Audience: undergraduate and research.

Date visited: 2011-03-08

3. Places in History (Library of Congress)


Description: Beginning March 4, 2011 until April 20, 2015, the Geography and Map Division will post selected maps from its digitized collections relating to political and economic issues leading up to the Civil War as well as military maps ranging from maps of minor skirmishes to major battles during the week of the 150th anniversary of those conflicts. Each map is accompanied by text discussing the selected maps, as well as citations and references. The site will be updated weekly during the four year anniversary of the Civil War and a keyword searchable weekly archive accompanies the site.

See also: Library of Congress Civil War Maps.

Audience: General public, schools, librarians, undergraduates

Date visited: 2011-03-08

4. Civil War Resources: Teaching the Sesquicentennial


Description: A collection of useful teaching resources links from the American Historical Association. Includes links to lesson plans.

See also:

Audience: teachers, students, general public, academics

Date visited: 2011-02-22

5. Union or Secession: Virginians Decide (Library of Virginia) 

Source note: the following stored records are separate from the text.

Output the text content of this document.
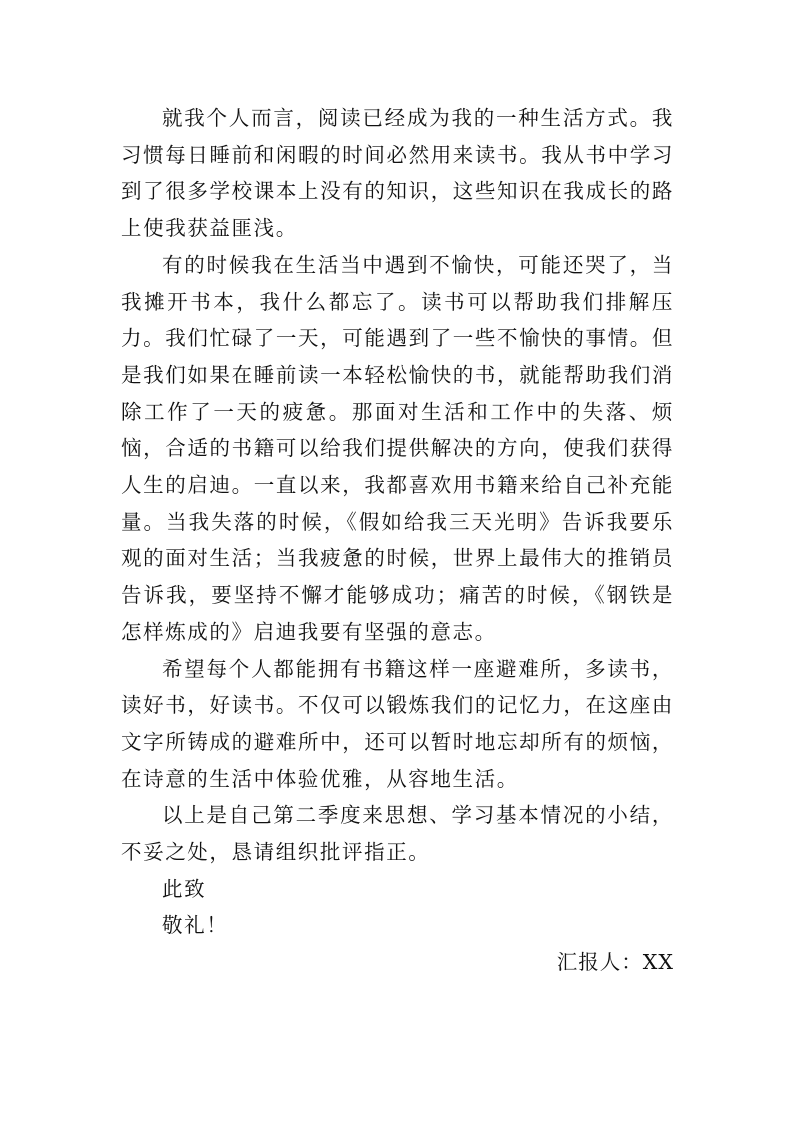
就我个人而言，阅读已经成为我的一种生活方式。我习惯每日睡前和闲暇的时间必然用来读书。我从书中学习到了很多学校课本上没有的知识，这些知识在我成长的路上使我获益匪浅。

有的时候我在生活当中遇到不愉快，可能还哭了，当我摊开书本，我什么都忘了。读书可以帮助我们排解压力。我们忙碌了一天，可能遇到了一些不愉快的事情。但是我们如果在睡前读一本轻松愉快的书，就能帮助我们消除工作了一天的疲惫。那面对生活和工作中的失落、烦恼，合适的书籍可以给我们提供解决的方向，使我们获得人生的启迪。一直以来，我都喜欢用书籍来给自己补充能量。当我失落的时候，《假如给我三天光明》告诉我要乐观的面对生活；当我疲惫的时候，世界上最伟大的推销员告诉我，要坚持不懈才能够成功；痛苦的时候，《钢铁是怎样炼成的》启迪我要有坚强的意志。

希望每个人都能拥有书籍这样一座避难所，多读书，读好书，好读书。不仅可以锻炼我们的记忆力，在这座由文字所铸成的避难所中，还可以暂时地忘却所有的烦恼，在诗意的生活中体验优雅，从容地生活。

以上是自己第二季度来思想、学习基本情况的小结，不妥之处，恳请组织批评指正。

此致

敬礼！

汇报人：XX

Description: Drawn primarily from the collections of the Library of Virginia, Union or Secession: Virginians Decide presents private letters, public debates, and other records that allow Virginians who experienced the crisis between the autumn of 1860 and the summer of 1861 to explain their thoughts, fears, and decisions in their own words. Union or Secession also contains the life stories of forty Virginians who experienced slavery, the sectional tensions of the 1850s, the secession crisis, and the split of their state into two.

Audience: teachers, schools, general public, researchers

Date visited: 2011-03-30

6. Life and Limb.  The Toll of the American Civil War (U.S. National Library of Medicine)


Description: The perspectives of surgeons, physicians, and nurses are richly documented in the history of Civil War medicine, which highlights the heroism and brutality of battlefield operations and the challenges of caring for the wounded during wartime. Yet the experiences of injured soldiers during the conflict and in the years afterwards are less well-known. Life and Limb: The Toll of the Civil War focuses on disabled veterans and their role as symbols of the fractured nation.

Audience: teachers, schools, general public

Date visited: 2011-03-30

Reviews, etc:

McPherson, James M., 'What Drove the Terrible War' (A. Foreman, A World on Fire; G. Gallagher, The Union War, A. Goodheart, 1861; D. Goldfield, America Aflame; G. Rable, God's Almost Chosen Peoples), review article in New York Review of Books, 14 July 2011. [accessed 2 Aug 2011]  Review contained additional footnotes to the printed article.


04 February 2011

Commemorating the Civil War: "The War We Want to Forget"?

I was chatting with a colleague at Queen Mary, who mentioned the British reluctance to remember the commotion caused in the UK by the American Civil War (perhaps unsurprisingly, given our support for the Confederate, slave-owning South), so I was interested to read this article in the Art Newspaper, which Carole forwarded to me. 

While museums and galleries were keen to celebrate the 200th anniversary of Abraham Lincoln's birthday in 2009, there has been much more of a disinclination to engage with the complex legacy of the Civil War (and perhaps a paucity of paintings). 

"Compared with the Revolution­ary War with its clear-cut enemy—the British —," notes Eleanor Jones Harvey, the chief curator at the Smithsonian American Art Museum,"there is no glut of heroic canvases for the Civil War. “There was no market,” said Harvey, “for Ameri­cans fighting Amer­icans” ad­ding: “How do you commemorate something that we haven’t in a sense really gotten over?"

There are some exceptions - the Smithsonian, whose show Jones Harvey curated, and the Virginia Museum of Fine Art, for example.  And we'll be having a special website here at the BL.